Young Ugandan entrepreneur Opio Obwangamoi David is another beneficiary. Together with partner Gerald Otim, David developed Ensibuuko (called now MOBIS), a mobile and web application that integrates automated SMS and mobile money services to enable savings and credit cooperative societies to handle savings and make loans to smallholder farmers. Their ICT platform won them the top prize in the first ever hackathon of the AgriHack initiative, organised as part of the ARDYIS project in 2013. This initiative offers winners valuable incubation and mentoring, including contact with experts in ICTs and agriculture and potential investors and opportunities to promote their applications (notably through the CTA Plug and Play activity).

"The ICT4Ag hackathon enabled us launch our business," said David. "After being named regional winners for the hackathon, we received 6 months of incubation support at Outbox, an ICTs hub in Kampala, Uganda. We also received mentorship and coaching from various sector leaders." Ensibuuko has now recruited eight staff members, including young women developers. They have attracted various international partners and have diversified their services. They are currently serving and reaching thousands of farmers and rural dwellers in Kenya through credit, mobile and solar services.

In Ghana, Moses Nganwani Tia is Executive Director of the Savannah Young Farmers Network (SavaNet). He has participated in a range of ARDYIS-led events, including workshops, web 2.0 and social media training and the YoBloCo contest, which SavaNet won in 2014 with an award for the best institutional blog on family farming.

"CTA's ARDYIS project is a youth-friendly initiative that offers innovative approaches in engaging the youth in agriculture with ICTs," said Tia. "The project has helped me greatly by developing my professional expertise, enabling me to lead SavaNet in formulating and implementing impact-oriented ICT4Ag projects that promote the active engagement of youth in agriculture."

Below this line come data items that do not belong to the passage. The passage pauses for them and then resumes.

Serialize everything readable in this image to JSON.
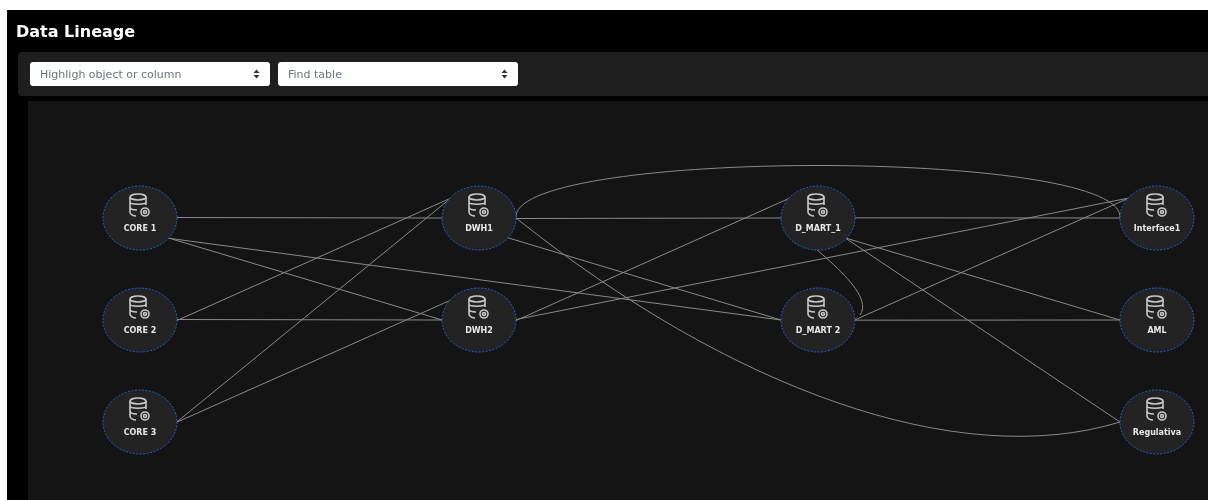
{
  "header": {
    "title": "Data Lineage"
  },
  "filters": [
    {
      "placeholder": "Highligh object or column"
    },
    {
      "placeholder": "Find table"
    }
  ],
  "graph": {
    "columns": [
      {
        "nodes": [
          {
            "label": "CORE 1"
          },
          {
            "label": "CORE 2"
          },
          {
            "label": "CORE 3"
          }
        ]
      },
      {
        "nodes": [
          {
            "label": "DWH1"
          },
          {
            "label": "DWH2"
          }
        ]
      },
      {
        "nodes": [
          {
            "label": "D_MART_1"
          },
          {
            "label": "D_MART 2"
          }
        ]
      },
      {
        "nodes": [
          {
            "label": "Interface1"
          },
          {
            "label": "AML"
          },
          {
            "label": "Regulativa"
          }
        ]
      }
    ]
  }
}
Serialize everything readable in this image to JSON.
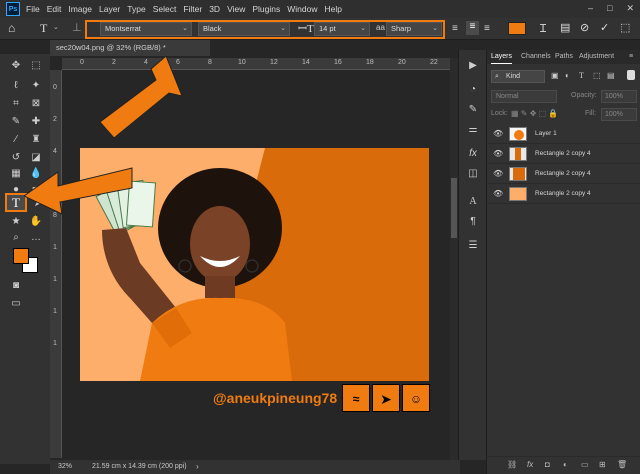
{
  "menubar": {
    "logo": "Ps",
    "items": [
      "File",
      "Edit",
      "Image",
      "Layer",
      "Type",
      "Select",
      "Filter",
      "3D",
      "View",
      "Plugins",
      "Window",
      "Help"
    ],
    "window_controls": [
      "–",
      "□",
      "✕"
    ]
  },
  "options": {
    "font_family": "Montserrat",
    "font_style": "Black",
    "font_size": "14 pt",
    "aa_label": "aa",
    "antialias": "Sharp",
    "color_hex": "#f07c11"
  },
  "document": {
    "tab_title": "sec20w04.png @ 32% (RGB/8) *",
    "ruler_top": [
      "0",
      "2",
      "4",
      "6",
      "8",
      "10",
      "12",
      "14",
      "16",
      "18",
      "20",
      "22"
    ],
    "ruler_left": [
      "0",
      "2",
      "4",
      "6",
      "8",
      "1",
      "1",
      "1",
      "1"
    ],
    "zoom": "32%",
    "doc_info": "21.59 cm x 14.39 cm (200 ppi)"
  },
  "artboard": {
    "handle": "@aneukpineung78",
    "colors": {
      "light_orange": "#fcae6a",
      "dark_orange": "#d96b0a",
      "brand": "#f07c11"
    }
  },
  "toolbar": {
    "foreground": "#f07c11",
    "background": "#ffffff"
  },
  "layers_panel": {
    "tabs": [
      "Layers",
      "Channels",
      "Paths",
      "Adjustment"
    ],
    "kind": "Kind",
    "blend_mode": "Normal",
    "opacity_label": "Opacity:",
    "opacity_value": "100%",
    "lock_label": "Lock:",
    "fill_label": "Fill:",
    "fill_value": "100%",
    "layers": [
      {
        "name": "Layer 1"
      },
      {
        "name": "Rectangle 2 copy 4"
      },
      {
        "name": "Rectangle 2 copy 4"
      },
      {
        "name": "Rectangle 2 copy 4"
      }
    ],
    "footer_icons": [
      "link-icon",
      "fx-icon",
      "mask-icon",
      "adjustment-icon",
      "group-icon",
      "new-layer-icon",
      "trash-icon"
    ]
  }
}
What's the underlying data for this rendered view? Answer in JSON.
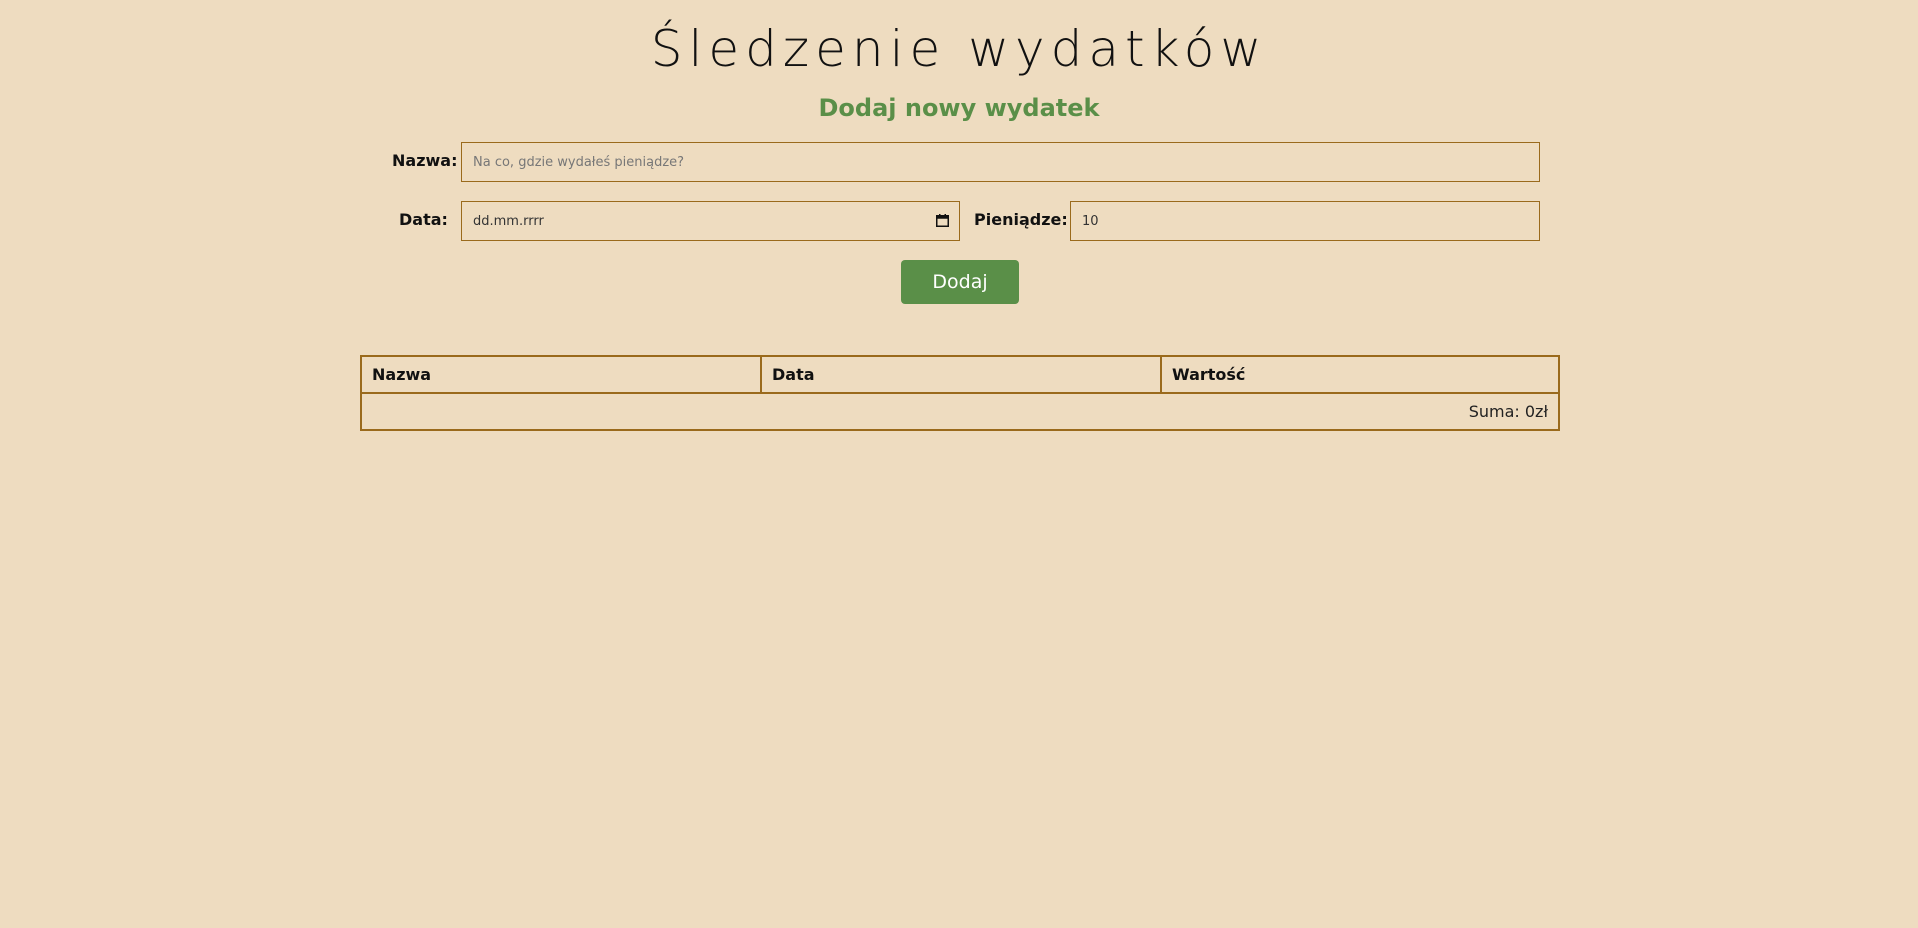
{
  "header": {
    "title": "Śledzenie wydatków",
    "subtitle": "Dodaj nowy wydatek"
  },
  "form": {
    "name_label": "Nazwa:",
    "name_placeholder": "Na co, gdzie wydałeś pieniądze?",
    "date_label": "Data:",
    "date_placeholder": "dd.mm.rrrr",
    "money_label": "Pieniądze:",
    "money_value": "10",
    "submit_label": "Dodaj"
  },
  "table": {
    "columns": [
      "Nazwa",
      "Data",
      "Wartość"
    ],
    "rows": [],
    "total": "Suma: 0zł"
  },
  "colors": {
    "background": "#eedcc0",
    "accent": "#5a8f48",
    "border": "#9a6a1c"
  },
  "icons": {
    "date_picker": "calendar-icon"
  }
}
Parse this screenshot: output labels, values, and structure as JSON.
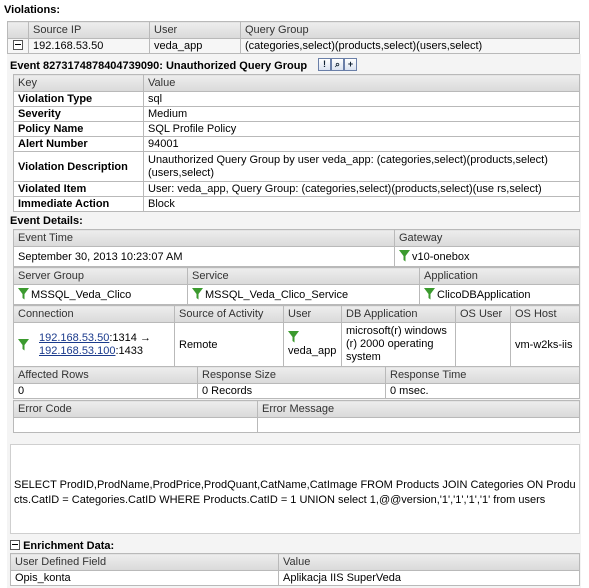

Nawsheen Hosenally is both a beneficiary of the ARDYIS project and at the same time one of its implementers. She was in her final year studying agriculture at university in Mauritius when she first encountered the project. The knowledge and skills it helped her acquire led to consultancy opportunities with regional organisations in Africa. In 2012, Hosenally went on to win first prize of the YoBloCo Awards and later secured an internship with ARDYIS. Subsequently, she was recruited to the staff of CTA, where she is Junior Programme Associate - ICT4Ag, working mainly on the ARDYIS activities which have further developed.

"Having been on both sides of ARDYIS – both as beneficiary and implementer – I know that, like me, ARDYIS has impacted the lives of many other young people and youth organisations," said Hosenally. "I see the WSIS Award as a motivation to do even more for a greater impact on the lives of ACP youth in ICT4Ag."